Wherein the content of the first and second substances,

respectively represents s^tTwo components of (a);

wherein

Represents rounding down;

step S24: taking the disturbance r of the previous iteration^n-1The square area with p' as the center and S as the side length is randomly executed with one of the following two actions: will tensor r^n-1Each component in the square area is set to-epsilon, or the tensor r^n-1Each component in the square region is set to epsilon; obtaining the disturbance r of the current iteration after executing the actionⁿ；

Step S25: disturbance r to be iterated in turnⁿAdding the image x to obtain a confrontation sample x of the current iterationⁿ。

4. The black-box attack method for query-based medical image segmentation neural network as claimed in claim 3, wherein the iteration termination conditions in step S3 specifically include "reaching the maximum number of allowed queries" and "all foreground pixels in the confrontation sample are classified as wrong categories", and the iteration can be terminated as long as any one of the iteration termination conditions is satisfied.

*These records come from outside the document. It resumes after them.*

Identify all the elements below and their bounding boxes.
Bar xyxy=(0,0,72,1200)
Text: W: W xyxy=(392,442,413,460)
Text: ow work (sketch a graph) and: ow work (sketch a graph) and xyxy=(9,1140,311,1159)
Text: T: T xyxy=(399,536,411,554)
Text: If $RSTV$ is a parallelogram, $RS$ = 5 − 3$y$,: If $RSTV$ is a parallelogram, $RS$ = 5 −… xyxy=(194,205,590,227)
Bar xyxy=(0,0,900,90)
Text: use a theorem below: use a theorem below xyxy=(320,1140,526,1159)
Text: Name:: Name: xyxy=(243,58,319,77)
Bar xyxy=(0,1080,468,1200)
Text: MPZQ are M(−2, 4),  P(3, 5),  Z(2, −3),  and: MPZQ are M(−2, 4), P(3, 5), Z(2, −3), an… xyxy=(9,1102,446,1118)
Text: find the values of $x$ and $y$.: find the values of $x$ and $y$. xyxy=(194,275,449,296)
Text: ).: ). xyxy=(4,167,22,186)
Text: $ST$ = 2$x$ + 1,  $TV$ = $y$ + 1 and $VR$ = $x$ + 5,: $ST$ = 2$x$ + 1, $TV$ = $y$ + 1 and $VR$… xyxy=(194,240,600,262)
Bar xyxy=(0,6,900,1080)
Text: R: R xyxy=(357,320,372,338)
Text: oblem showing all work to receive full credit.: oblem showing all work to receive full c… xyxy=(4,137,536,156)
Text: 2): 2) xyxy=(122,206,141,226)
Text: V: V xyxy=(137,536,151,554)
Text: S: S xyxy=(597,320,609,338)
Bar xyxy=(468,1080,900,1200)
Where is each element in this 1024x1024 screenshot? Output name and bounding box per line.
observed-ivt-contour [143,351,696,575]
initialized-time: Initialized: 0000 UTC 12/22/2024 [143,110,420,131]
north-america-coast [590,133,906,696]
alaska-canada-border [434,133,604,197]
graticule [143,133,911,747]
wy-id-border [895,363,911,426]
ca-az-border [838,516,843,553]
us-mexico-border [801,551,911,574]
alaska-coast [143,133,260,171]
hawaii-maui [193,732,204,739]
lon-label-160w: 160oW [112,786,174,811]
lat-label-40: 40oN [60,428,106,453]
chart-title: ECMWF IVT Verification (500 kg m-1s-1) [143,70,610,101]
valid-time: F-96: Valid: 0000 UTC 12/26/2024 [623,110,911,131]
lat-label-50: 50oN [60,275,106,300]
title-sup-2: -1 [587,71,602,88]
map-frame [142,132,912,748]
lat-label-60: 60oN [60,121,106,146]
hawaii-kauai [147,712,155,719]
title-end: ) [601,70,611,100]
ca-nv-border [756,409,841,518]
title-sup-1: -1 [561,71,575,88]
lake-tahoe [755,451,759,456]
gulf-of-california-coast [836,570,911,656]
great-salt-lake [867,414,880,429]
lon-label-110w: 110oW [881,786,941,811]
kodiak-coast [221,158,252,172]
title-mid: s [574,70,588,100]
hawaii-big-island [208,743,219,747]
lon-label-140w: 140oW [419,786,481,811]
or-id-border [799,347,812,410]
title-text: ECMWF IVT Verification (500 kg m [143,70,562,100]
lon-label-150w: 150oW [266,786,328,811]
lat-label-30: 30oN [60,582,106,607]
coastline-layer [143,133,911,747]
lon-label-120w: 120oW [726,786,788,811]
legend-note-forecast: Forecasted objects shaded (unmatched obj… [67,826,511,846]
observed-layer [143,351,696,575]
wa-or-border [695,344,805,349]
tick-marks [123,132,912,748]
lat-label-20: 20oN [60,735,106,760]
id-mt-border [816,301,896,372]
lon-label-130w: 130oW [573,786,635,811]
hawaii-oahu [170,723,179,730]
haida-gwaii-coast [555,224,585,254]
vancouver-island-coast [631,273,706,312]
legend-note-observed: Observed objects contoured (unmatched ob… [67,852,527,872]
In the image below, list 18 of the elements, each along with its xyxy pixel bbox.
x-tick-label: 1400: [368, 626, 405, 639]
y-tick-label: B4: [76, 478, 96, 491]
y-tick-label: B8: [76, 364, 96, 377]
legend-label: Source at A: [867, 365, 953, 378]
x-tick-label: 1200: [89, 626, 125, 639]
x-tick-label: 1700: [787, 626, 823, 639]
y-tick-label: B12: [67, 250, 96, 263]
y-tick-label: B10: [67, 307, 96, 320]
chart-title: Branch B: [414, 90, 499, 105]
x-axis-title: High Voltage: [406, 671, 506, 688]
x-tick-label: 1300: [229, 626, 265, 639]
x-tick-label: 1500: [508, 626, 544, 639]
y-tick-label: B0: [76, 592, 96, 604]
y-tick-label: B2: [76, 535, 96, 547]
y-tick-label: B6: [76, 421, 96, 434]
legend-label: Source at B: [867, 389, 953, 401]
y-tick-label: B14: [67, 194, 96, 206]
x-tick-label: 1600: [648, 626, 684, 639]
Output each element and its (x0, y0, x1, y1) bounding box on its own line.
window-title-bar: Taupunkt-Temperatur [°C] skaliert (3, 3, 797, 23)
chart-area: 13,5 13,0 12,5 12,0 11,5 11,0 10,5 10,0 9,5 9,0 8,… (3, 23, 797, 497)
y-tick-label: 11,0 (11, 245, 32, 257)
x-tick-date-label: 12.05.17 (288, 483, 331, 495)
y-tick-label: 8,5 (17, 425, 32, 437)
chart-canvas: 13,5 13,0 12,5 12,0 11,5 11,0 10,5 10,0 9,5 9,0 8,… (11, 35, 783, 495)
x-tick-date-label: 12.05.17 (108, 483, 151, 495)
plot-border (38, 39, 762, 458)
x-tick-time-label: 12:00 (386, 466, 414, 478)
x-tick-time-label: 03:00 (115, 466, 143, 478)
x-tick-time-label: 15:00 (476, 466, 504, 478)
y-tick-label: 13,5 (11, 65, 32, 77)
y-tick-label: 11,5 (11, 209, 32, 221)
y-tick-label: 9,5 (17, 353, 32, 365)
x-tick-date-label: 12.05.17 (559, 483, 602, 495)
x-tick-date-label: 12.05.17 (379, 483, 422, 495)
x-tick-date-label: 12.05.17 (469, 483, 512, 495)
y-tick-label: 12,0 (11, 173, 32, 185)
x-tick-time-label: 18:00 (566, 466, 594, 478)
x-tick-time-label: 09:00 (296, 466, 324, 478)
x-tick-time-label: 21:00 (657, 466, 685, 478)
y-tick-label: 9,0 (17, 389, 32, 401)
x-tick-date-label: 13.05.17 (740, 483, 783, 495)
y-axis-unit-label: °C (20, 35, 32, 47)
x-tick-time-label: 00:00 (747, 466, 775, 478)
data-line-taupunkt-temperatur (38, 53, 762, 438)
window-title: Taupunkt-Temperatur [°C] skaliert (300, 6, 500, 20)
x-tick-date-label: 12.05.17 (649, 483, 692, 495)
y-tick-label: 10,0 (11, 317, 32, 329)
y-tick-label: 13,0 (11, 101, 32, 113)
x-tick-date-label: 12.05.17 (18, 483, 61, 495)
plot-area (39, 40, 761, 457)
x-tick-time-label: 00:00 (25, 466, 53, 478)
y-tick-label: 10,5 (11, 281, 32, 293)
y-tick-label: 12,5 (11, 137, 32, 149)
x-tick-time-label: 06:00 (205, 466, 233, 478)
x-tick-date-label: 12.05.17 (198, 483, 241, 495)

5. The black-box attack method for query-based medical image segmentation neural network according to claim 4, wherein the objective function is defined as foreground dess coefficient in step S4, label y of picture x is two-dimensional tensor whose height and width are H and W, respectively, and each component is an integer between 1 and Q, where Q represents the total number of pixel classes in x;

the output f (x) obtained by inputting the picture x into the medical image segmentation neural network f is a two-dimensional tensor whose height and width are H and W, respectively, and each component takes a real number between 0 and 1, and represents the highest confidence of each pixel in x in 1 to Q categories, specifically:

y∈{1,2,...,Q}^H×W，f(x)∈[0,1]^H×W

the foreground dess coefficient on picture x is:

wherein x_ijI rows and j columns of pixels representing picture x;

the step S4 specifically includes:

step S41: computing a confrontation sample xⁿAnd will be (x)ⁿ,FD(f(xⁿ) Y)) into an experience pool, where xⁿRepresenting the confrontational sample constructed in the round of iteration;

wherein x^n-kRepresenting the constructed confrontation sample in the n-k iterations;

wherein

And

respectively representing the mathematical expectation pair perturbation mode of the foreground Splace coefficient FD on the perturbation mode distribution DThe gradient of the parameters μ and C of the formula distribution; p is a radical of_μ(. and p)_C(. h) edge probability density functions for μ and C, respectively; s^n-kSampling from D for n-k rounds of iteration and carrying out Sigmoid function transformation on the sampled points;

step S44: parameters μ and C of D are updated using a gradient ascent method:

wherein alpha is_μAnd alpha_CThe learning rates adopted by the gradient ascent method for μ and C, respectively, are expressed by the above two equations, in which the updated parameters on the right side of the arrow are assigned to the parameters before the update on the left side of the arrow.

6. The black box attack method for query-based medical image segmentation neural network according to claim 5, wherein the step S5 specifically includes: if FD (f (x)ⁿ),y)＜FD(f(x^n-1) Y), then r is maintainedⁿUnchanged and returns to step S2, otherwise r isⁿBack off is r^n-1And returns to step S2; then the current iteration number n is added by 1 and the next iteration is entered.